Diário da Manhã

Saúde

O que você faria se não tivesse medo?

Autor: Redação Diário da Manhã

Todos nós temos medo. Pessoas comuns têm medo. Pessoas denominadas importantes têm medo. Celebridades têm medo. Atletas olímpicos têm medo. O que os difere é a maneira como cada um lida com o medo.

O medo pode se manifestar de diversas formas, com diferentes intensidades, e pode se manifestar em qualquer pessoa, independentemente da sua idade. Coisas que para alguns podem parecer simples, para outros podem se transformar em situações insustentáveis, como o medo de ficar sozinho, medo específico de algum tipo de inseto, medo de altura, entre outros. Simplesmente medo. Essa sensação é comum para muitas pessoas e é percebida quando nos sentimos ameaçados tanto de forma física quanto psicológica. Quando isso acontece, entramos em estado de alerta.

Quando há dificuldade para enfrentar os medos, tendemos a evitar as situações que nos geram desconforto. Por vezes, pensamos que, se a situação geradora de desconforto for evitada, tudo estará resolvido, mas não, ao evitar essas situações estressantes, na verdade, estaremos apenas mascarando o problema e não o resolvendo de fato.

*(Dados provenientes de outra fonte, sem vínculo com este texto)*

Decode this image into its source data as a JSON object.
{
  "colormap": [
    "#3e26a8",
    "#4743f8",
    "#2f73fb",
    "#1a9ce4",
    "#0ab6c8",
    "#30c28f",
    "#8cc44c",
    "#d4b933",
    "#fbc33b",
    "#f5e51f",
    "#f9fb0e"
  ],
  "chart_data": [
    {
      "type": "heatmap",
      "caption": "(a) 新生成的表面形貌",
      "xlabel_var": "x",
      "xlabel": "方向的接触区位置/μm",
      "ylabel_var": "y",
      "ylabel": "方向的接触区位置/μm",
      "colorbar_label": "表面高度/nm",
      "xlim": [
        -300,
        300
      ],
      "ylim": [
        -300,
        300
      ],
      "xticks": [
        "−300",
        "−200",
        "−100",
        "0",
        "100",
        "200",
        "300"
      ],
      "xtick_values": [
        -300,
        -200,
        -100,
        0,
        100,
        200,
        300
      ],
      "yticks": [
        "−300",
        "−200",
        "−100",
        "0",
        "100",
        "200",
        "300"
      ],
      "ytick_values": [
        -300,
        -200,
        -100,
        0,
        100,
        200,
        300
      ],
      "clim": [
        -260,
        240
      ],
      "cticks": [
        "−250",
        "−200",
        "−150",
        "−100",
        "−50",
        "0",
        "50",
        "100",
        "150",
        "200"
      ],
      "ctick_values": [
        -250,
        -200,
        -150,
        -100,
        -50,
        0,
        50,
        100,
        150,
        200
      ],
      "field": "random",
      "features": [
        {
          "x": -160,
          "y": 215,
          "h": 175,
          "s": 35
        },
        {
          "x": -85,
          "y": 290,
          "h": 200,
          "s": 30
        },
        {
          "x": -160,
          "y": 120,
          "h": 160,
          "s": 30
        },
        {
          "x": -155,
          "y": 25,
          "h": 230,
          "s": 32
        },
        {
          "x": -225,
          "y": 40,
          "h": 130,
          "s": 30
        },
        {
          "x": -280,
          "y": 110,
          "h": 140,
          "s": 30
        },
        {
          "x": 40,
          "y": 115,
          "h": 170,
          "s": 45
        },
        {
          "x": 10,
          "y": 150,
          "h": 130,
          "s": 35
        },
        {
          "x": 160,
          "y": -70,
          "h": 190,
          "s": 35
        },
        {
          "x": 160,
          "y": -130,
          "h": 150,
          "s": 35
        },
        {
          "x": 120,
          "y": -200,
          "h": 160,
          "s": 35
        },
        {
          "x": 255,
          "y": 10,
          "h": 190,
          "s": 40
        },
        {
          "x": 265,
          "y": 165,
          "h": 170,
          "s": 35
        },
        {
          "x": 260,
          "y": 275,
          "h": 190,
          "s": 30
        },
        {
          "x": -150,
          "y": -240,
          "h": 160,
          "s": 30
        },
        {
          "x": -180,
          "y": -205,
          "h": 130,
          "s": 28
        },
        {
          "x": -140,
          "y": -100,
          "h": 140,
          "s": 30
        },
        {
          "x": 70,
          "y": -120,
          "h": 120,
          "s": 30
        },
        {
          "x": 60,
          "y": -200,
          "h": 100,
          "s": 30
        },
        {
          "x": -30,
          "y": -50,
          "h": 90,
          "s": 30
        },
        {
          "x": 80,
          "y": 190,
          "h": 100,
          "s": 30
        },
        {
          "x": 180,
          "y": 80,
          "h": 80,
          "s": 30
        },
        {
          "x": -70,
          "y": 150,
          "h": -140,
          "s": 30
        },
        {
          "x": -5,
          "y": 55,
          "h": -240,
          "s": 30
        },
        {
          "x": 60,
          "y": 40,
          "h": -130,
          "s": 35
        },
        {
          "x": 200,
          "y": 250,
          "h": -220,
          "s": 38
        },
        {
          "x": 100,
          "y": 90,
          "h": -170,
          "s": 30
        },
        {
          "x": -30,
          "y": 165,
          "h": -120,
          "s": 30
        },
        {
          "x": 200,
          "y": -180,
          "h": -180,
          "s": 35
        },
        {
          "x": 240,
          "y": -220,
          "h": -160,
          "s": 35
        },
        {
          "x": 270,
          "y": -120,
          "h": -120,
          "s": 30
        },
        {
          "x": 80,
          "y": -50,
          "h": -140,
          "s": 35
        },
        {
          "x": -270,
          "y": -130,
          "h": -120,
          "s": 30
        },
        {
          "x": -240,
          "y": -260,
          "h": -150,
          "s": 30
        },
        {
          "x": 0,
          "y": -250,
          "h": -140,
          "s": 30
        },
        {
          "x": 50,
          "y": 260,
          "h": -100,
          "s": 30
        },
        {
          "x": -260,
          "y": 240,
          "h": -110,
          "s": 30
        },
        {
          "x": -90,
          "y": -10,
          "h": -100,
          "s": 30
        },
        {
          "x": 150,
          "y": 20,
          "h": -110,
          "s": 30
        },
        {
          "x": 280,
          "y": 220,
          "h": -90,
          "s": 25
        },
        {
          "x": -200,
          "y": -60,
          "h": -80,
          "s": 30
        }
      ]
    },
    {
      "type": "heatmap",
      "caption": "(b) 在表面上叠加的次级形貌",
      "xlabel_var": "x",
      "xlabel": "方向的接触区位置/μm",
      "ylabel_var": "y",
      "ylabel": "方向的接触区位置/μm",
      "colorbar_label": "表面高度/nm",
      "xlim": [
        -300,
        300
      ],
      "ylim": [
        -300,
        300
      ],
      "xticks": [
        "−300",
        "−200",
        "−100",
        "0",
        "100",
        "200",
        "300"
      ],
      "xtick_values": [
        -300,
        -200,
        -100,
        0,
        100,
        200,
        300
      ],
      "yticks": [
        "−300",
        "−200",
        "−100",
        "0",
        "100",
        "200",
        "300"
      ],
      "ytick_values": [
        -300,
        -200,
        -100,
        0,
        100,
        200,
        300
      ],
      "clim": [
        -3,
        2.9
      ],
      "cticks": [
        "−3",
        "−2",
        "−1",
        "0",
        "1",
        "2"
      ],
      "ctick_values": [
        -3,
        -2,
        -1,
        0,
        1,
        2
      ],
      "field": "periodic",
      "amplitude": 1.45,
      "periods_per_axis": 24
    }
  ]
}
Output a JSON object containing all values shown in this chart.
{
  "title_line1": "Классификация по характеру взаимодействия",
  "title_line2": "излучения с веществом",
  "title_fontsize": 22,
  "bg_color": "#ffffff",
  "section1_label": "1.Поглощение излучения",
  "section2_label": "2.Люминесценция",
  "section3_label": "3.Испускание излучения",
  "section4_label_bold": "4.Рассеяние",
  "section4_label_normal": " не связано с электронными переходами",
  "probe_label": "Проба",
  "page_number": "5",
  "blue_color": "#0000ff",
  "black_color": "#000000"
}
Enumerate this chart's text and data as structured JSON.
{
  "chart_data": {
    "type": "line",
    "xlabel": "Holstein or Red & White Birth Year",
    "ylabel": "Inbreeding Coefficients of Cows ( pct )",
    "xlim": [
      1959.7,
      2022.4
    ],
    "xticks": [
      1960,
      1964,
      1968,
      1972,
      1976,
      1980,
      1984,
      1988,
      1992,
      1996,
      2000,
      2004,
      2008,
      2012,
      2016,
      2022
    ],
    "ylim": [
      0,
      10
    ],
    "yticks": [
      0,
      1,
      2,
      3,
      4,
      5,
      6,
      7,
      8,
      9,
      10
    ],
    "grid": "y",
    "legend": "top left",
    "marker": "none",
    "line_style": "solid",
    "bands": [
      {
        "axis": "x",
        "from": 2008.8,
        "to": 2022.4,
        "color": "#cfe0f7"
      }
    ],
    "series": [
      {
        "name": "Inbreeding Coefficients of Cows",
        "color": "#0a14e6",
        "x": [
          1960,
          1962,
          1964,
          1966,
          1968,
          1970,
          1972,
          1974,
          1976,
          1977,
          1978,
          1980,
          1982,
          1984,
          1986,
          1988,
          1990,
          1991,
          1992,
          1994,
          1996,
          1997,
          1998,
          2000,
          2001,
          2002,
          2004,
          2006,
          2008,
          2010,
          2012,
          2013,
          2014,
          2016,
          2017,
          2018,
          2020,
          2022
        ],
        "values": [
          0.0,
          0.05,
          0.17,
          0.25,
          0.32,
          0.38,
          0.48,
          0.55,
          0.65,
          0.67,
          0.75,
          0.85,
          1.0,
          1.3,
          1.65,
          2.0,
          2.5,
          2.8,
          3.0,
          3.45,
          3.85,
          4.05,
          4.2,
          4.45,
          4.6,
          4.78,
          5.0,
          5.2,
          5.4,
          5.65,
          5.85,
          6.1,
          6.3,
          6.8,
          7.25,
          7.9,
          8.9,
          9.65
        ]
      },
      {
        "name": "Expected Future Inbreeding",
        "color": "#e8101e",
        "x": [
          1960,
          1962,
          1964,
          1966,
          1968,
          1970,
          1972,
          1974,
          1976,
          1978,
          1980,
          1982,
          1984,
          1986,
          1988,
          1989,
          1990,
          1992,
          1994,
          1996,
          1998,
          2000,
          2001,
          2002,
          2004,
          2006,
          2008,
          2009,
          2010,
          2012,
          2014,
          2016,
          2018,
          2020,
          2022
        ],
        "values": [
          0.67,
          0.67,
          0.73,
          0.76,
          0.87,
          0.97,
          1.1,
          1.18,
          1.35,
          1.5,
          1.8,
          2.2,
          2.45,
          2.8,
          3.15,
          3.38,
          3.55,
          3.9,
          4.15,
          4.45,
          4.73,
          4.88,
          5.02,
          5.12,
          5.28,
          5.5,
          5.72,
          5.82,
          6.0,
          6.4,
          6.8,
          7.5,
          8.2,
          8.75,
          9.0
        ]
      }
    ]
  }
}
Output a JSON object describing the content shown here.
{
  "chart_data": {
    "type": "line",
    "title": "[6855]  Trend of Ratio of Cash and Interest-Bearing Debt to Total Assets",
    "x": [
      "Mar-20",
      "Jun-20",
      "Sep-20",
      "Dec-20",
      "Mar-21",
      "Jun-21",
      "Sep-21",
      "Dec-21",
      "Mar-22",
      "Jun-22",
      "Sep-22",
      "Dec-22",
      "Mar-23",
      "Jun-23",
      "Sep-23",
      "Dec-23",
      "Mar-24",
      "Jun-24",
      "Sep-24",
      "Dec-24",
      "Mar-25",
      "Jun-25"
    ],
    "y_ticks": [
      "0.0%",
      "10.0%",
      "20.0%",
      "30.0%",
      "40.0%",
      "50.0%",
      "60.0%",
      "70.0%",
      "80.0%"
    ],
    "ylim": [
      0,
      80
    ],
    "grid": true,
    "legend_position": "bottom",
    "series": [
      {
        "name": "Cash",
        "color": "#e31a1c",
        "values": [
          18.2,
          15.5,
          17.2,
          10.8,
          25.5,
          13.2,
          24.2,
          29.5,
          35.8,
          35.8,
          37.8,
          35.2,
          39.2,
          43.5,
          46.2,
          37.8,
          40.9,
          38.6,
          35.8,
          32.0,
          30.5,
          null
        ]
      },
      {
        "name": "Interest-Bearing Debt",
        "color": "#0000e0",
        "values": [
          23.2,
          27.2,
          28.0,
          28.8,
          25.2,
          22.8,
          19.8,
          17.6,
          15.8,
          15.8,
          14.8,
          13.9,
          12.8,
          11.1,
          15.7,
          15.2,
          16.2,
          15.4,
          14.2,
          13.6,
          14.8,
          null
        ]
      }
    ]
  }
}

Durante nosso crescimento pessoal, profissional e social, precisamos aprender a lidar com os nossos sentimentos. Às vezes, sentimos medo de algumas coisas e vergonha de algumas pessoas, o que nos causa certa angústia, que permanece camuflada por sentirmos medo da rejeição e do julgamento alheio. Com receio daquilo que está sendo sentido, as pessoas se tornam vulneráveis e acabam usando “máscaras” para fingir que está tudo bem e negam a si próprias o benefício e a importância de se conhecerem melhor, de tirar as suas dúvidas, dos seus medos, o seu próprio crescimento através do seu autoconhecimento. O uso dessas “máscaras,” ao invés de nos aproximar uns dos outros, nos isola do mundo e de si próprios. As pessoas conhecem pouco de si próprias, mesmo que acreditem no contrário. Mentem para si: o que lhes traz uma aflição ainda mais presente. É necessário identificar os medos, assumir as rédeas da própria vida.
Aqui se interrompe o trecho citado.